Lefty (17-12) pitched well in 1936, but he only struck out 25 batters in his first five complete games. He won his first nine starts, four of them with shutouts, but just couldn't get the breaks to win consistently. The following year, he had another strong season and posted a 17–9 record along with 153 strikeouts.

In July of 1938, Lefty fielded a grounder and threw off-balance to first base. A couple of innings later, he had lost the feeling in his fingers and left the game. He was sent to the hospital where the doctors could not get a pulse in his left arm. The doctors decided it was a circulation issue and told him to rest it for a few weeks.

He came back and pitched two innings in mid-August at Philadelphia, left with a dead arm and threw his glove against the wall in the dugout. His season was over. He was 7-0 at Fenway Park, but was 14-4 overall. His 3.08 ERA led the team, but his future was in question.

Lefty had rested over the winter, returning home to hunt and fish. The doctors had told him that he had to stop using nicotine because it hinders the blood circulation. So he gave up his daily regimen of seven cigars and a can of chewing tobacco.

On opening day of 1939, pitching for the first time in a regular season game since last summer, allowed seven hits and only one earned run in a strong eight innings, but lost 2 to 0.

The Baseball Museum and Hall of Fame was dedicated followed by a pick-up game that showcased American League and National League stars to dedicate Doubleday Field in June. Lefty pitched to a young catcher named Moe Berg, for the first two innings.

In September, Lefty pitched his best game of the season when he four-hit the Detroit Tigers, winning 1 to 0. With runners on second and third and one out in the ninth inning, instead of walking him to load the bases to set up a force play, he pitched to and struck out slugger Hank Greenberg.

Lefty had achieved god-like status in Boston. Resurrected from the dead on many occasions, he made 23 appearances with a 15-4 record, leading the league with a 2.54 ERA. It was his ninth ERA title in fifteen seasons. He was their only dependable pitcher but he needed a week before starts.

He opened the 1940 season with a two-hit 1-0 shutout in Washington. In June, there was a pregame presentation to honor him at Fenway Park. His tributes began with a dramatized radio program entitled "Highlights in the life of Lefty Grove". Then his family, along with Boston mayor, Maurice Tobin, and Will Harridge, President of the American League, were there to honor him. At night he was honored by all his teammates with a banquet at the Copley-Plaza hotel.

Lefty was injured most of the season and his effectiveness was near an end, but with a team best 3.99 ERA and a 7-6 record, he ended the season with 293 wins and no one doubted he’d reach 300 next season.

Before the season started, Tom Yawkey had invited Lefty to come down to his estate in South Carolina on their annual hunting trip.

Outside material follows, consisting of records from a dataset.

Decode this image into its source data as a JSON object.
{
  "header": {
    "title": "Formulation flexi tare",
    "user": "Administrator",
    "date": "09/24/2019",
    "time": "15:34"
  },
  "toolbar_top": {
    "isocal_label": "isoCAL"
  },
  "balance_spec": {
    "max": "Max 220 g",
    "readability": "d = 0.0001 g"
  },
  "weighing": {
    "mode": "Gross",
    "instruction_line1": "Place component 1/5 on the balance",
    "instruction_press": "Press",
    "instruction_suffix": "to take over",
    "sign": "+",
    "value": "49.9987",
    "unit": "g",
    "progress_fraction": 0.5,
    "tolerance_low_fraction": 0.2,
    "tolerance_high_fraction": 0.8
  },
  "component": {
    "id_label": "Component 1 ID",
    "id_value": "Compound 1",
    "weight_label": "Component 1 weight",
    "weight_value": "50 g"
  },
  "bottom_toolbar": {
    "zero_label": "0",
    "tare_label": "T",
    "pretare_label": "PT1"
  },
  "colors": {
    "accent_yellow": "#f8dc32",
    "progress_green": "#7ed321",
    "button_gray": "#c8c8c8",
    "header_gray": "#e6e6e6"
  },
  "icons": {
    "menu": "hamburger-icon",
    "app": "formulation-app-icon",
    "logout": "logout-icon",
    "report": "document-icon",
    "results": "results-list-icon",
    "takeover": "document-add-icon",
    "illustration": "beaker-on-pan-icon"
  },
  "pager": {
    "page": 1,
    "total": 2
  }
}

With his car packed and ready to head home, Yawkey asked him about his unsigned contract for the upcoming season. Lefty didn't care and signed a blank contract, telling Yawkey to pay him whatever he wished.

In 1941, all of baseball was watching Joe DiMaggio’s 56-game hitting streak before seeing Ted Williams hit .406.

In early July, Lefty pitched well but lost 2 to 0 to the Tigers and remained stuck on 299. He gave it another try in Chicago the day after Joe's streak was halted. He should have gotten the win, but the Red Sox defense, let him down. Quietly, he finally became a 300-game winner on July 25th, had earned his place in history and decided to retire.

Lefty Grove was one of baseball’s greatest all-time pitchers. No one matched his nine ERA titles. After winning 111 games in a minor-league career, he led the American League in strikeouts his first seven years and starred in three World Series. He was elected to the Hall of Fame in 1947, his first year of eligibility.